We should define such a dataset in the world of chess programming as we try to improve training algorithms for our new chess engines based on neural networks. This blogpost introduces such a dataset called the CCRL Dataset (also giving a huge hint as to where it comes from).
Introducing the CCRL Dataset
This dataset was constructed from CCRL 40/40 and 40/4 data combined. It consists of 2'500'000 games, 20% of which is the testset and 80% the trainingset. You can download the dataset in pgn- format (539M) and v3-format (11G).
This figure shows a distribution of all the gameover types within the testset of this data. Games with over 500 plies have been excluded from this figure to keep it readable, and as such the game count is slightly smaller than 500'000 with 0.02% ignored. The double bands for black/white wins show wins on checkmates and resignations. 38% was won with white, 30% with black and 32% draw. Finally, the testset has ~86% unique positions (including history planes).
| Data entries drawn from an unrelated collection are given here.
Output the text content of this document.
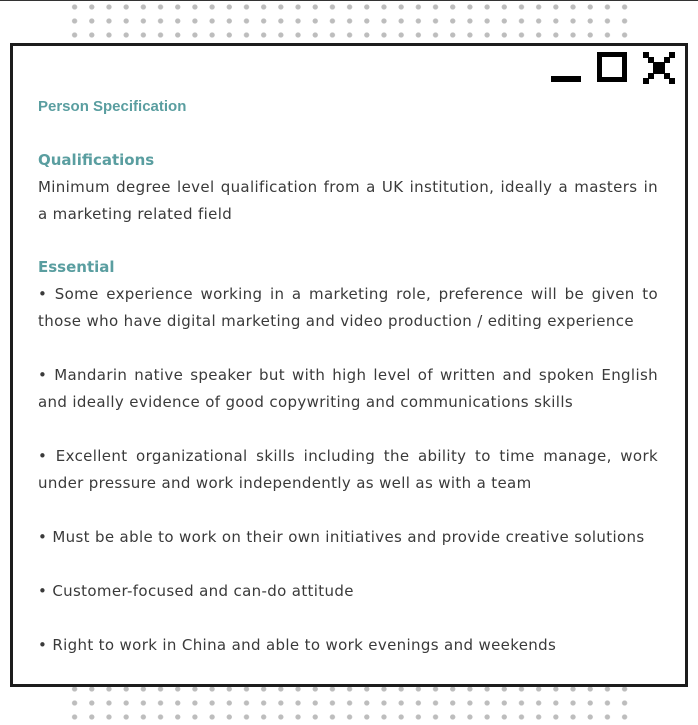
Person Specification
Qualifications
Minimum degree level qualification from a UK institution, ideally a masters in a marketing related field
Essential
• Some experience working in a marketing role, preference will be given to those who have digital marketing and video production / editing experience
• Mandarin native speaker but with high level of written and spoken English and ideally evidence of good copywriting and communications skills
• Excellent organizational skills including the ability to time manage, work under pressure and work independently as well as with a team
• Must be able to work on their own initiatives and provide creative solutions
• Customer-focused and can-do attitude
• Right to work in China and able to work evenings and weekends
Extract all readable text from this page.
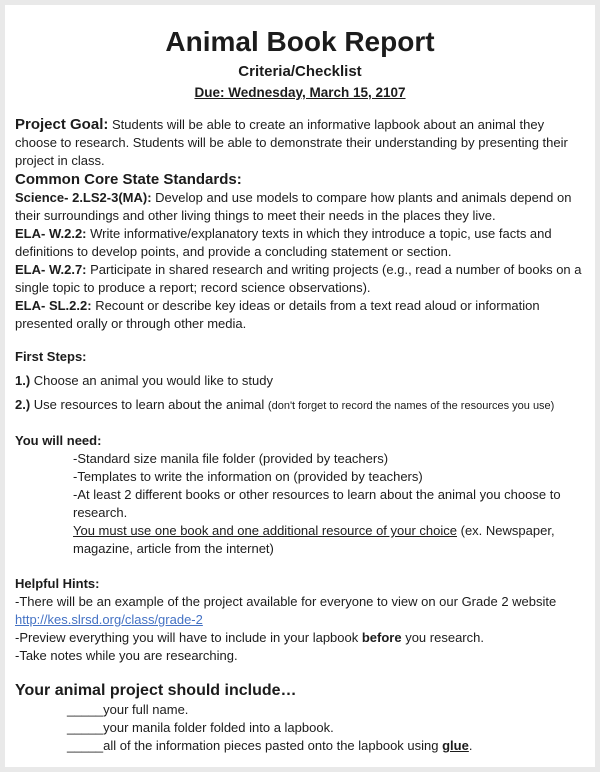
Animal Book Report
Criteria/Checklist
Due: Wednesday, March 15, 2107

Project Goal: Students will be able to create an informative lapbook about an animal they choose to research. Students will be able to demonstrate their understanding by presenting their project in class.

Common Core State Standards:

Science- 2.LS2-3(MA): Develop and use models to compare how plants and animals depend on their surroundings and other living things to meet their needs in the places they live.

ELA- W.2.2: Write informative/explanatory texts in which they introduce a topic, use facts and definitions to develop points, and provide a concluding statement or section.

ELA- W.2.7: Participate in shared research and writing projects (e.g., read a number of books on a single topic to produce a report; record science observations).

ELA- SL.2.2: Recount or describe key ideas or details from a text read aloud or information presented orally or through other media.

First Steps:

1.) Choose an animal you would like to study

2.) Use resources to learn about the animal (don't forget to record the names of the resources you use)

You will need:

-Standard size manila file folder (provided by teachers)

-Templates to write the information on (provided by teachers)

-At least 2 different books or other resources to learn about the animal you choose to research.

You must use one book and one additional resource of your choice (ex. Newspaper, magazine, article from the internet)

Helpful Hints:

-There will be an example of the project available for everyone to view on our Grade 2 website

http://kes.slrsd.org/class/grade-2

-Preview everything you will have to include in your lapbook before you research.

-Take notes while you are researching.

Your animal project should include…

_____your full name.

_____your manila folder folded into a lapbook.

_____all of the information pieces pasted onto the lapbook using glue.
For training a simple baseline network the following yaml scheme was used as input to train.py :
%YAML 1.2 -–name: ‘128x10-base’gpu: 0
dataset: num_chunks: 2500000
training: batch_size: 1024
lr_values: - 0.1
lr_boundaries: - 80000
policy_loss_weight: 1.0 value_loss_weight: 0.01 path: ‘/mnt/storage/home/fhuizing/chess/networks’
model: filters: 128
This resulted in an accuracy of 47.0583% , policy loss of 1.591 and mse loss of 0.10882. The network can be downloaded as ccrl- baseline.pb.gz. The tensorboard graphs can be downloaded as leelalogs- base.tgz.
For inspiration, here’s a list of ideas where using such a dataset may be useful:
- Testing a multigpu training algorithm
- Different neural network architectures
- Different input encoding (e.g. removing history planes)
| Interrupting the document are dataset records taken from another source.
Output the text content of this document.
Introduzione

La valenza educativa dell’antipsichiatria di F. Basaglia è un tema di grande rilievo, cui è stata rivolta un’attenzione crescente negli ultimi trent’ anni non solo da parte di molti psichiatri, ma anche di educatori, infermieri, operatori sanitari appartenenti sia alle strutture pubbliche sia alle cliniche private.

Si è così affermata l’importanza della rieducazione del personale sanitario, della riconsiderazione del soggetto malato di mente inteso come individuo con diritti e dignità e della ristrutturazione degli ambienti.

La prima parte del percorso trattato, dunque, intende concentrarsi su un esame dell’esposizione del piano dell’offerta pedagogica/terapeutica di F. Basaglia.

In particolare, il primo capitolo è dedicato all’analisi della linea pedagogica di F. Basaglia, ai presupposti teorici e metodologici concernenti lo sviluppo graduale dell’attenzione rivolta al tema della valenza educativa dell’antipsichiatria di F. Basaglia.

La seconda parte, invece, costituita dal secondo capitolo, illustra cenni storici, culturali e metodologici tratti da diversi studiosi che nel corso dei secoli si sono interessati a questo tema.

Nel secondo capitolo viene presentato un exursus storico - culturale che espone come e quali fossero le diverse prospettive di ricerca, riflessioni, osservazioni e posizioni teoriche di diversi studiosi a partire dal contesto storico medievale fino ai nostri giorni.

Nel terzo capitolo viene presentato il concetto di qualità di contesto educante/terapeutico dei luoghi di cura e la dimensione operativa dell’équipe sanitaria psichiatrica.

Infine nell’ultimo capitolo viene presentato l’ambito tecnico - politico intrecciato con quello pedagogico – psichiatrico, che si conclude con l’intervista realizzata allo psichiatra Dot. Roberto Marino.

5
- Different move encoding on the policy head
- Finishing resign or adjudicated games to get more endgame data with n-man tablebases
And much more…
This dataset is very different from our selfplay data runs which improve over time through reinforcement learning. Sliding a training window across the vast number of games produced by clients as new networks are trained. As such one can only test a subset of ideas/parameters using this data. Still, it’s probably safe to say one should never regress in terms of performance on this dataset.
Have fun experimenting and please share your results ( good or bad, as both can be very useful )!